Coxeter Transformations, the McKay correspondence, and the Slodowy correspondence

This talk was presented at Workshop "Spectral Methods in Representation Theory of Algebras and Applications to the Study of Rings of Singularities", 2008 (Banff, Canada). W. Ebeling established a connection between certain Poincare series, the Coxeter transformation C, and the corresponding affine Coxeter transformation C_a (in the context of the McKay correspondence). We consider the generalized Poincare series [\tilde{P}_G(t)]_0 for the case of multiply-laced diagrams(in the context of the McKay-Slodowy correspondence) and extend the Ebeling theorem for this case: [\tilde{P}_G(t)]_0 = X(t^2)/\tilde{X}(t^2), where X is the characteristic polynomial of the Coxeter transformation and \tilde{X} is the characteristic polynomial of the corresponding affine Coxeter transformation.
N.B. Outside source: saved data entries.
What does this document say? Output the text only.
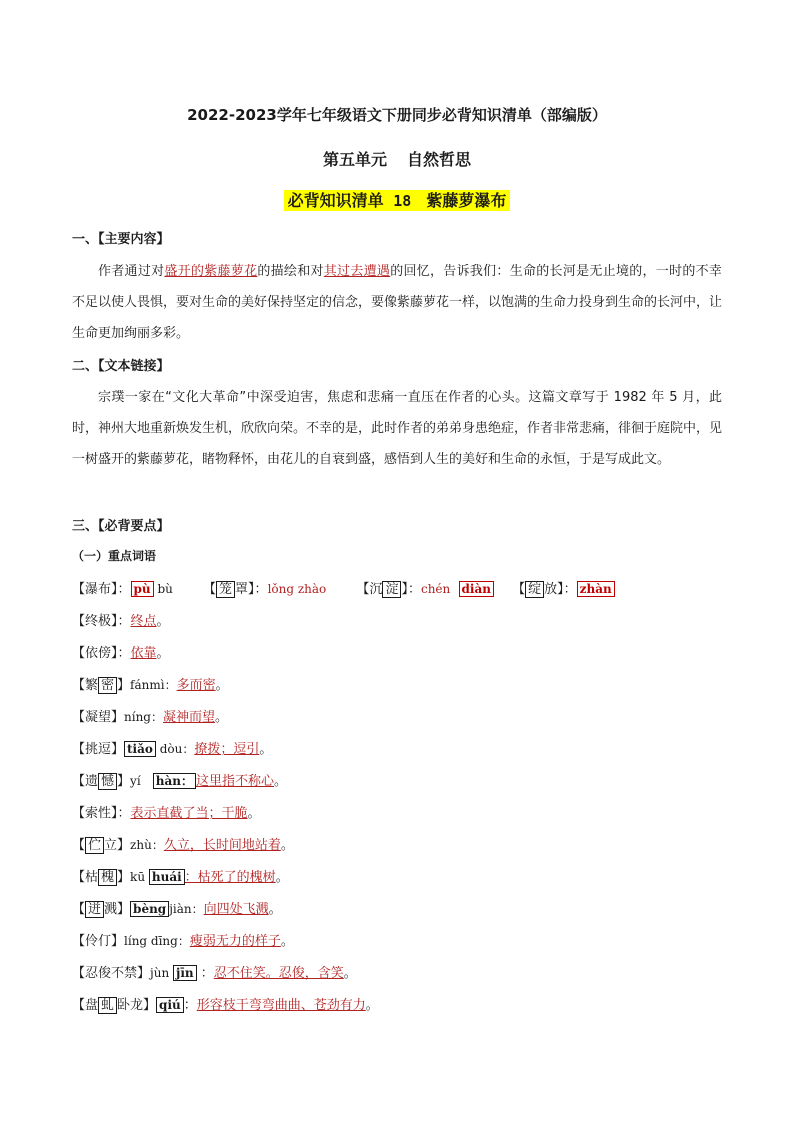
2022-2023学年七年级语文下册同步必背知识清单（部编版）
第五单元 自然哲思
必背知识清单 18 紫藤萝瀑布
一、【主要内容】
作者通过对盛开的紫藤萝花的描绘和对其过去遭遇的回忆，告诉我们：生命的长河是无止境的，一时的不幸不足以使人畏惧，要对生命的美好保持坚定的信念，要像紫藤萝花一样，以饱满的生命力投身到生命的长河中，让生命更加绚丽多彩。
二、【文本链接】
宗璞一家在“文化大革命”中深受迫害，焦虑和悲痛一直压在作者的心头。这篇文章写于 1982 年 5 月，此时，神州大地重新焕发生机，欣欣向荣。不幸的是，此时作者的弟弟身患绝症，作者非常悲痛，徘徊于庭院中，见一树盛开的紫藤萝花，睹物释怀，由花儿的自衰到盛，感悟到人生的美好和生命的永恒，于是写成此文。
三、【必背要点】
（一）重点词语
【瀑布】： pù bù 【 笼 罩】：lǒng zhào 【沉 淀 】：chén diàn 【 绽 放】： zhàn
【终极】：终点。
【依傍】：依靠。
【繁 密 】fánmì：多而密。
【凝望】níng：凝神而望。
【挑逗】 tiǎo dòu：撩拨；逗引。
【遗 憾 】yí   hàn： 这里指不称心。
【索性】：表示直截了当；干脆。
【 伫 立】zhù：久立，长时间地站着。
【枯 槐 】kū huái ：枯死了的槐树。
【 迸 溅】 bèng jiàn：向四处飞溅。
【伶仃】líng dīng：瘦弱无力的样子。
【忍俊不禁】jùn jīn ：忍不住笑。忍俊，含笑。
【盘 虬 卧龙】 qiú ：形容枝干弯弯曲曲、苍劲有力。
We obtain that Poincare series coincide for pairs of diagrams obtained by folding: X ({\Gamma}) / X (\tilde{{\Gamma}}) = X ({\Gamma}^f) / X (\tilde{{\Gamma}}^f), where {\Gamma} is any (A, D, E type) Dynkin diagram, {\Gamma} is the extended Dynkin diagram, and the diagrams {\Gamma}^f and \tilde{{\Gamma}}^f are obtained by folding from {\Gamma} and \tilde{{\Gamma}}, respectively.